III - O arguido alega não terem sido devidamente ponderadas, designadamente, a ausência de antecedentes criminais, a confissão e as suas condição económica e inserção social profissional, pessoal e familiar no país de origem. Mas o acórdão impugnado considerou esses fatores pessoais e, em consequência, a medida da pena situa-se próximo do limite mínimo da moldura penal prevista para o crime do art. 21º, nº 1, do DL n.º 15/93 de 22-01.

Texto Integral

Proc. n.º 43/23.6JELSB.L1.S1

A. Relatório

1. AA, de 32 anos, condenado por acórdão do Juízo Central Criminal de ... (J... ..), pela prática de um crime de tráfico de estupefacientes, p. e p. pelo art. 21.º, n.º 1, do Decreto-Lei n.º 15/93, de 22 de janeiro, com referência à Tabela I-B ao mesmo anexa, na pena de 5 anos e 3 meses de prisão e, acessoriamente, nos termos do art. 151.º da Lei n.º 23/2007, de 4 de julho, na expulsão do território nacional pelo período de 5 anos, não se conformando com a decisão condenatória proferida, interpôs recurso, da mesma, para o Tribunal da Relação de Lisboa.

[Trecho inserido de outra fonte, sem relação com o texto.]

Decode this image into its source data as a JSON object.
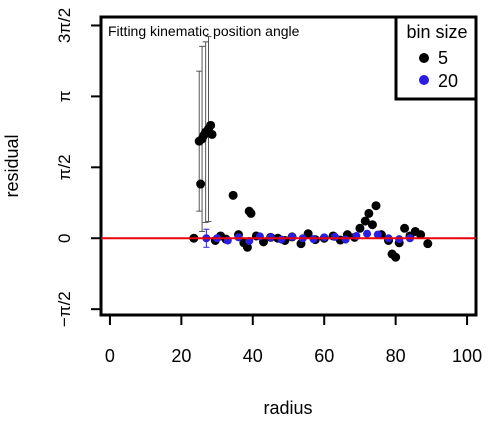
{
  "chart_data": {
    "type": "scatter",
    "title": "Fitting kinematic position angle",
    "xlabel": "radius",
    "ylabel": "residual",
    "xlim": [
      -2.5,
      102.5
    ],
    "ylim": [
      -1.7,
      4.9
    ],
    "x_ticks": [
      {
        "value": 0,
        "label": "0"
      },
      {
        "value": 20,
        "label": "20"
      },
      {
        "value": 40,
        "label": "40"
      },
      {
        "value": 60,
        "label": "60"
      },
      {
        "value": 80,
        "label": "80"
      },
      {
        "value": 100,
        "label": "100"
      }
    ],
    "y_ticks": [
      {
        "value": -1.5708,
        "label": "−π/2"
      },
      {
        "value": 0,
        "label": "0"
      },
      {
        "value": 1.5708,
        "label": "π/2"
      },
      {
        "value": 3.1416,
        "label": "π"
      },
      {
        "value": 4.7124,
        "label": "3π/2"
      }
    ],
    "reference_line": {
      "y": 0,
      "color": "#e8000b"
    },
    "legend": {
      "title": "bin size",
      "position": "top-right"
    },
    "series": [
      {
        "name": "5",
        "color": "#000000",
        "points": [
          {
            "x": 23.5,
            "y": 0.0
          },
          {
            "x": 25.0,
            "y": 2.15,
            "err": 1.55
          },
          {
            "x": 25.4,
            "y": 1.2
          },
          {
            "x": 25.8,
            "y": 2.2,
            "err": 2.05
          },
          {
            "x": 26.3,
            "y": 2.28
          },
          {
            "x": 26.8,
            "y": 2.35,
            "err": 2.0
          },
          {
            "x": 27.6,
            "y": 2.42,
            "err": 2.05
          },
          {
            "x": 28.2,
            "y": 2.5
          },
          {
            "x": 28.6,
            "y": 2.3
          },
          {
            "x": 29.5,
            "y": -0.05
          },
          {
            "x": 31.0,
            "y": 0.05
          },
          {
            "x": 32.5,
            "y": -0.02
          },
          {
            "x": 34.5,
            "y": 0.95
          },
          {
            "x": 36.0,
            "y": 0.08
          },
          {
            "x": 37.5,
            "y": -0.1
          },
          {
            "x": 38.5,
            "y": -0.2
          },
          {
            "x": 39.0,
            "y": 0.6
          },
          {
            "x": 39.5,
            "y": 0.55
          },
          {
            "x": 41.0,
            "y": 0.05
          },
          {
            "x": 43.0,
            "y": -0.08
          },
          {
            "x": 45.0,
            "y": 0.02
          },
          {
            "x": 47.0,
            "y": 0.0
          },
          {
            "x": 49.0,
            "y": -0.05
          },
          {
            "x": 51.0,
            "y": 0.03
          },
          {
            "x": 53.5,
            "y": -0.12
          },
          {
            "x": 55.5,
            "y": 0.1
          },
          {
            "x": 57.5,
            "y": -0.03
          },
          {
            "x": 60.0,
            "y": 0.0
          },
          {
            "x": 62.5,
            "y": 0.05
          },
          {
            "x": 64.5,
            "y": -0.04
          },
          {
            "x": 66.5,
            "y": 0.08
          },
          {
            "x": 68.5,
            "y": 0.02
          },
          {
            "x": 70.0,
            "y": 0.22
          },
          {
            "x": 71.5,
            "y": 0.38
          },
          {
            "x": 72.5,
            "y": 0.55
          },
          {
            "x": 73.5,
            "y": 0.3
          },
          {
            "x": 74.5,
            "y": 0.72
          },
          {
            "x": 76.0,
            "y": 0.08
          },
          {
            "x": 78.0,
            "y": -0.05
          },
          {
            "x": 79.0,
            "y": -0.35
          },
          {
            "x": 80.0,
            "y": -0.42
          },
          {
            "x": 81.0,
            "y": -0.1
          },
          {
            "x": 82.5,
            "y": 0.22
          },
          {
            "x": 84.0,
            "y": 0.05
          },
          {
            "x": 85.5,
            "y": 0.15
          },
          {
            "x": 87.0,
            "y": 0.08
          },
          {
            "x": 89.0,
            "y": -0.12
          }
        ]
      },
      {
        "name": "20",
        "color": "#2a1fe0",
        "points": [
          {
            "x": 27.0,
            "y": 0.0,
            "err": 0.2
          },
          {
            "x": 30.0,
            "y": 0.0
          },
          {
            "x": 33.0,
            "y": -0.05
          },
          {
            "x": 36.0,
            "y": 0.02
          },
          {
            "x": 39.0,
            "y": -0.06
          },
          {
            "x": 42.0,
            "y": 0.04
          },
          {
            "x": 45.0,
            "y": 0.02
          },
          {
            "x": 48.0,
            "y": -0.03
          },
          {
            "x": 51.0,
            "y": 0.03
          },
          {
            "x": 54.0,
            "y": 0.0
          },
          {
            "x": 57.0,
            "y": -0.02
          },
          {
            "x": 60.0,
            "y": 0.02
          },
          {
            "x": 63.0,
            "y": 0.03
          },
          {
            "x": 66.0,
            "y": -0.03
          },
          {
            "x": 69.0,
            "y": 0.05
          },
          {
            "x": 72.0,
            "y": 0.1
          },
          {
            "x": 75.0,
            "y": 0.08
          },
          {
            "x": 78.0,
            "y": 0.0
          },
          {
            "x": 81.0,
            "y": -0.02
          },
          {
            "x": 84.0,
            "y": 0.0
          }
        ]
      }
    ]
  }
}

No Tribunal da Relação em referência, foi proferido despacho que, ao abrigo do disposto nos arts.ºs 432º, nº 1, alínea c) e 417º, nº 6, alínea a), ambos do Cód. Proc. Penal, determinou a remessa dos autos para este Tribunal.

2. O arguido formulou as seguintes conclusões: (transcrição)

“a) Aos Tribunais e Juízes compete a materialização da ideia de que, ao decidir, os tribunais têm de agir “representando” e realizando os interesses de toda a comunidade e não apenas, pois, os interesses sectoriais de grupos ou fações.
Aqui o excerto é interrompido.